Author | : Hilary J. Moss |
Publisher | : University of Chicago Press |
Total Pages | : 292 |
Release | : 2010-04-15 |
ISBN-10 | : 9780226542515 |
ISBN-13 | : 0226542513 |
Rating | : 4/5 (15 Downloads) |
While white residents of antebellum Boston and New Haven forcefully opposed the education of black residents, their counterparts in slaveholding Baltimore did little to resist the establishment of African American schools. Such discrepancies, Hilary Moss argues, suggest that white opposition to black education was not a foregone conclusion. Through the comparative lenses of these three cities, she shows why opposition erupted where it did across the United States during the same period that gave rise to public education. As common schooling emerged in the 1830s, providing white children of all classes and ethnicities with the opportunity to become full-fledged citizens, it redefined citizenship as synonymous with whiteness. This link between school and American identity, Moss argues, increased white hostility to black education at the same time that it spurred African Americans to demand public schooling as a means of securing status as full and equal members of society. Shedding new light on the efforts of black Americans to learn independently in the face of white attempts to withhold opportunity, Schooling Citizens narrates a previously untold chapter in the thorny history of America’s educational inequality.
Author | : |
Publisher | : BRILL |
Total Pages | : 341 |
Release | : 2019-03-25 |
ISBN-10 | : 9789004388178 |
ISBN-13 | : 9004388176 |
Rating | : 4/5 (78 Downloads) |
Quakers and Native Americans examines the history of interactions between Quakers and Native Americans (American Indians).
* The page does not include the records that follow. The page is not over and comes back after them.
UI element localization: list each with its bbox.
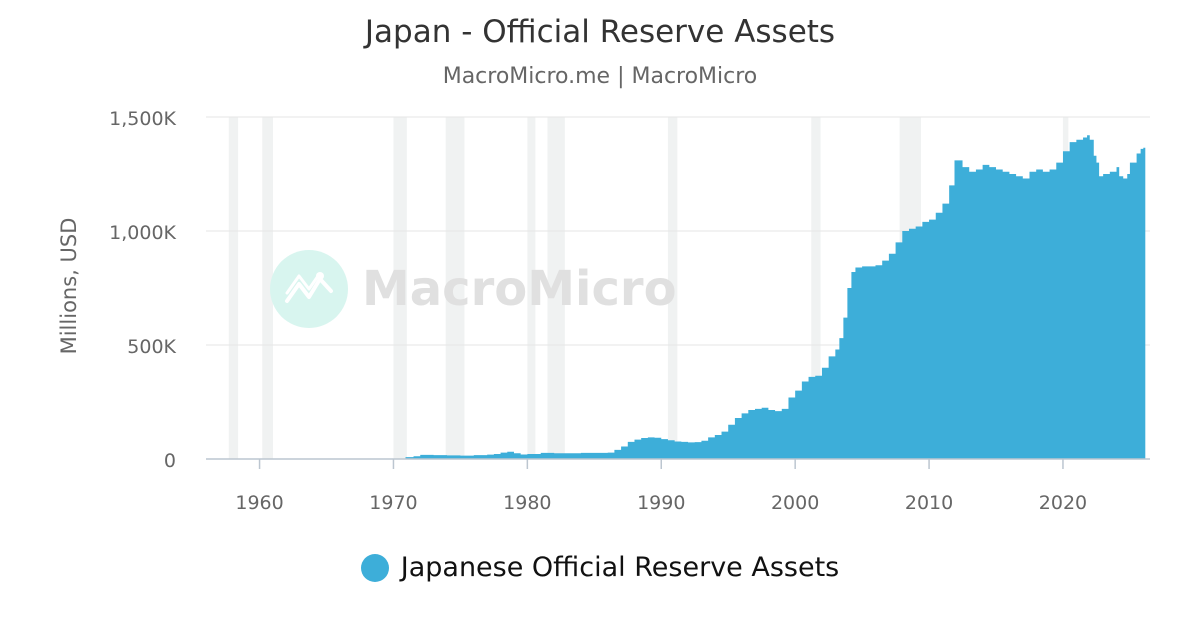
recession-band: [445, 117, 465, 459]
watermark: MacroMicro: [270, 250, 677, 328]
x-tick-label: 2010: [905, 492, 953, 514]
y-tick-label: 0: [164, 450, 176, 472]
recession-band: [811, 117, 821, 459]
chart-title: Japan - Official Reserve Assets: [364, 14, 836, 50]
x-tick-label: 2020: [1039, 492, 1087, 514]
legend-marker-icon: [360, 553, 389, 582]
x-tick-label: 1970: [369, 492, 417, 514]
recession-band: [527, 117, 536, 459]
x-tick-label: 1960: [235, 492, 283, 514]
x-tick-label: 1990: [637, 492, 685, 514]
recession-band: [667, 117, 678, 459]
series-area: [405, 135, 1146, 460]
recession-band: [228, 117, 239, 459]
recession-band: [547, 117, 565, 459]
watermark-text: MacroMicro: [362, 261, 677, 317]
legend[interactable]: Japanese Official Reserve Assets: [0, 552, 1200, 583]
y-tick-label: 1,500K: [109, 108, 176, 130]
x-tick-label: 1980: [503, 492, 551, 514]
series-areas: [405, 135, 1146, 460]
legend-label: Japanese Official Reserve Assets: [400, 552, 840, 583]
y-axis-label: Millions, USD: [57, 218, 81, 355]
chart-subtitle: MacroMicro.me | MacroMicro: [442, 64, 758, 89]
axes: 0 500K 1,000K 1,500K 1960 1970 1980 1990 2000 201…: [109, 108, 1150, 514]
y-tick-label: 1,000K: [109, 222, 176, 244]
watermark-chart-glyph: [285, 277, 333, 303]
y-tick-label: 500K: [127, 336, 176, 358]
recession-band: [393, 117, 407, 459]
x-tick-label: 2000: [771, 492, 819, 514]
recession-band: [262, 117, 273, 459]
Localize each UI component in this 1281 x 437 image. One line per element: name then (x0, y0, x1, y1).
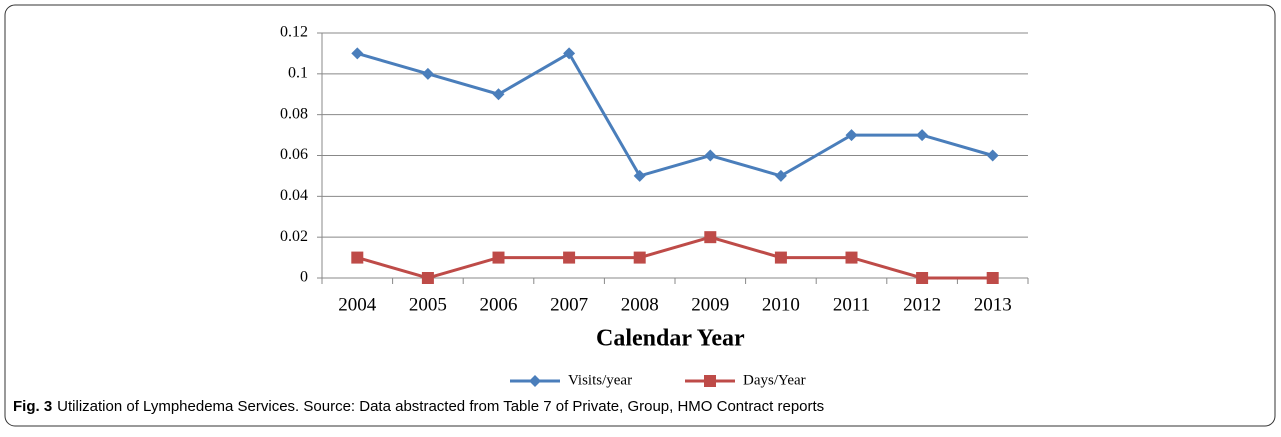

Fourteen scholarly essays cover the period from the 1650s to the twentieth century. American Indians often guided the Quakers by word and example, demanding that they give content to their celebrated commitment to peace. As a consequence, the Quakers’ relations with American Indians has helped define their sense of mission and propelled their rise to influence in the U.S. Quakers have influenced Native American history as colonists, government advisors, and educators, eventually promoting boarding schools, assimilation and the suppression of indigenous cultures. The final two essays in this collection provide Quaker and American Indian perspectives on this history, bringing the story up to the present day. Contributors include: Ray Batchelor, Lori Daggar, John Echohawk, Stephanie Gamble, Lawrence M. Hauptman, Allison Hrabar, Thomas J. Lappas, Carol Nackenoff, Paula Palmer, Ellen M. Ross, Jean R. Soderlund, Mary Beth Start, Tara Strauch, Marie Balsley Taylor, Elizabeth Thompson, and Scott M. Wert.